- Poster presentation
- Open Access
Use of CD137 up-regulation to identify T cell receptors specifically reactive with mutated tumor associated antigens from tumor infiltrating lymphocytes
Journal for ImmunoTherapy of Cancervolume 3, Article number: P40 (2015)
The adoptive transfer of tumor infiltrating lymphocytes (TIL) can mediate the regression of metastatic melanoma. In addition, the adoptive transfer of lymphocytes genetically modified to express tumor reactive T cell receptors (TCRs) can mediate tumor regression. Many T cells from TIL recognize mutated antigens expressed only on the autologous patient's tumors. Therefore, we attempted to isolate TCRs reactive with unique mutated antigens so that we might eventually be able to treat patients with autologous T cells genetically modified to express those TCRs.

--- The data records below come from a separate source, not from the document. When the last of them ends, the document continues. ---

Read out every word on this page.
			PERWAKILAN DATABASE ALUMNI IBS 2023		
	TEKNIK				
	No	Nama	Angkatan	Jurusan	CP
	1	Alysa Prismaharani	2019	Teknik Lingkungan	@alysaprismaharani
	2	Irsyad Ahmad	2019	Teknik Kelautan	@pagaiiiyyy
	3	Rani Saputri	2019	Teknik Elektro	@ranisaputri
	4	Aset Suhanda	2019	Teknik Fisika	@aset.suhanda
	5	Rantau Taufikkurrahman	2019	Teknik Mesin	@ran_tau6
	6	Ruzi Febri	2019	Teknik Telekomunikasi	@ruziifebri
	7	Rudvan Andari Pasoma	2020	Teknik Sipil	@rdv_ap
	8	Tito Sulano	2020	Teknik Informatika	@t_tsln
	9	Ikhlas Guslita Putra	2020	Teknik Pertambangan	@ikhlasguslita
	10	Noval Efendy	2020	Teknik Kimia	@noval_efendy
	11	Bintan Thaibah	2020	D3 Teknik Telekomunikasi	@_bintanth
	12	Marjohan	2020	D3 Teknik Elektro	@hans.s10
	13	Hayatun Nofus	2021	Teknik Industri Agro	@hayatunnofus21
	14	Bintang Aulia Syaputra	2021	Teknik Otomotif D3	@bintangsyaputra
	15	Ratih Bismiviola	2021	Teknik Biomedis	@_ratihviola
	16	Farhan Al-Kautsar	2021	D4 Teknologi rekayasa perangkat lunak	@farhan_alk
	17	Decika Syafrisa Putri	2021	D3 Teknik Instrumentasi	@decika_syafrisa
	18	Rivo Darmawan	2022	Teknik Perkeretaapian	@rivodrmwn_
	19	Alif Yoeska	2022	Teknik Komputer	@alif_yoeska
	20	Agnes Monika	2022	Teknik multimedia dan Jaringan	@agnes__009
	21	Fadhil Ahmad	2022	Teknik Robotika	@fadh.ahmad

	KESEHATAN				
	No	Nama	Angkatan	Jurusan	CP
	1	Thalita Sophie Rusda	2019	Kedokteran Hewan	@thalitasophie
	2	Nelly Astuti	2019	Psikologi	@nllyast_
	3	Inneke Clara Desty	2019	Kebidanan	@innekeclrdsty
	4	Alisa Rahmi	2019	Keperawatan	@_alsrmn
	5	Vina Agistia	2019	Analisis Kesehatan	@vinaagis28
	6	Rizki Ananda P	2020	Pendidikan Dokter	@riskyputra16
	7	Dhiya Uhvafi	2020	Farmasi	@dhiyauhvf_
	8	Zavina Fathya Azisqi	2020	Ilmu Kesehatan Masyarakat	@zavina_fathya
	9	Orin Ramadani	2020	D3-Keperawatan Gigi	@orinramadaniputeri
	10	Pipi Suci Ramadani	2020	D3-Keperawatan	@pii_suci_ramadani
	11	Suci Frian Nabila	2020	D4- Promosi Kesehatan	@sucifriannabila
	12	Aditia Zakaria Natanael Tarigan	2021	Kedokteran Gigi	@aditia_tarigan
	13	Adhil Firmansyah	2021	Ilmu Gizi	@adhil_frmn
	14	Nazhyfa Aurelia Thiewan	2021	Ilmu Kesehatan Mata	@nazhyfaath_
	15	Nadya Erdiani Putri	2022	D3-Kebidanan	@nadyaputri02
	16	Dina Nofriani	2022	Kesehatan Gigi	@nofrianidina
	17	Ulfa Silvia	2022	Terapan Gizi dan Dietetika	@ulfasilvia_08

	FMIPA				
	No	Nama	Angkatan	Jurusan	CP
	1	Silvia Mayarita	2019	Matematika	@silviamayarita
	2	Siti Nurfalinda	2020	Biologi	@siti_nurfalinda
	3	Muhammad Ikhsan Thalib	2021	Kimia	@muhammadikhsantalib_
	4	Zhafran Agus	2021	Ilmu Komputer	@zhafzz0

Mutations in tumors were identified using whole exome sequencing and/or RNA sequencing. Tandem minigene (TMG) constructs containing 12-24 minigenes were synthesized, each encoding the mutated amino acid flanked by 12 amino acids on both sides. RNAs encoding the TMGs were in vitro transcribed and electroporated into autologous dendritic cells (DCs). Recognition of TMGs by TIL was evaluated on the basis of IFN-γ secretion and CD137 expression after overnight coculture with the electroporated DCs. Subsequently, mutation reactive T cells were enriched from TIL by sorting for CD137+ T cells after overnight coculture with the electroporated DCs and were expanded in vitro with anti-CD3 and IL-2. Dominant TCR α and β chain sequences were identified in the enriched mutation reactive populations, and retroviruses encoding those TCRs were used to transduce human PBL to determine if they mediated recognition of the mutated antigen.
Thus far, using these techniques we have isolated mutation reactive TCRs from 6 different patients with metastatic melanoma as described in the attached table. We are currently extending these techniques to identify mutation reactive TCRs for patients with other cancers including those of the gastrointestinal tract, breast, and ovaries. We are also developing clinical reagents to treat patients with TCRs that recognize unique mutations on autologous tumor cells.